Front-Running

Front-running, also known as forward trading or trading ahead, occurs when a broker or trader takes advantage of foreseeable market movements by trading on his or her personal account based on advanced knowledge of a pending order. In the traditional example, a broker learns of a large client order and trades on her own individual account before the client order is executed. The broker, anticipating that the large client order will move market prices, structures her trades to ensure she will profit from the shift.
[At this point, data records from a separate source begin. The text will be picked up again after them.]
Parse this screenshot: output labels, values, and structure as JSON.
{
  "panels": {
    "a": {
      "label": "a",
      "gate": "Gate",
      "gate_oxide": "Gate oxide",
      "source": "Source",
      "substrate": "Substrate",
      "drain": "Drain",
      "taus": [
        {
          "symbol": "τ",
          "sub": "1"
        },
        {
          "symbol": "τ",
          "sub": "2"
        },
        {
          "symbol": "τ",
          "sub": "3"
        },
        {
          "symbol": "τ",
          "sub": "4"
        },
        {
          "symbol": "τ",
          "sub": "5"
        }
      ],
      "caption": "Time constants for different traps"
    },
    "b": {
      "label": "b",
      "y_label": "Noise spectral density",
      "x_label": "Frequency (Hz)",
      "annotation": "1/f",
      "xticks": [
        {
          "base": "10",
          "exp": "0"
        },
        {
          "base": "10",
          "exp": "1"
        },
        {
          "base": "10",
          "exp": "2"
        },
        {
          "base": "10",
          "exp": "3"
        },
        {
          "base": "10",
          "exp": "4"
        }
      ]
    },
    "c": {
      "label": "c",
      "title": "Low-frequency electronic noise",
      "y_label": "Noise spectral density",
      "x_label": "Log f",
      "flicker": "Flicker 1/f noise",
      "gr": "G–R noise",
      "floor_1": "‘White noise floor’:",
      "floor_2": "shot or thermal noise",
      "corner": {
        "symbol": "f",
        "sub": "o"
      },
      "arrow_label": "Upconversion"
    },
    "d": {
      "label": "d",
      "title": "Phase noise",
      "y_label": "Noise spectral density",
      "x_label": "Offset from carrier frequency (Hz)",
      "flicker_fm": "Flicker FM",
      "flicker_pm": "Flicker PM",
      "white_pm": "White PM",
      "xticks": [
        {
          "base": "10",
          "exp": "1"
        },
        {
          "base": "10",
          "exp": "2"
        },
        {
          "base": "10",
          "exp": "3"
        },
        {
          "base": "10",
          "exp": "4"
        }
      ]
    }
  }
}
Front-running occurs in a number of markets, including those for stocks, index funds, foreign exchange markets (forex), collateralized debt obligations, and other securities and commodities. And in high-frequency trading (HFTs), front runners notoriously employ high-speed computer programs to detect large competitor orders, and then trade ahead of them.

Although front-running is widely considered unethical, it is not on always illegal—but it can be if the front runner is using information that is not available to the public, and if he or she violates a duty of loyalty to the client. Depending on the type of equity traded and the type of transaction, illegal front-running can fall under the purview of the Securities and Exchange Commission (SEC), the Commodities Futures Trading Commission (CFTC), or both, and may give rise to a whistleblower reward. The SEC in particular has a strong history of bringing regulatory actions and lawsuits against individuals and firms engaged in illegal front-running.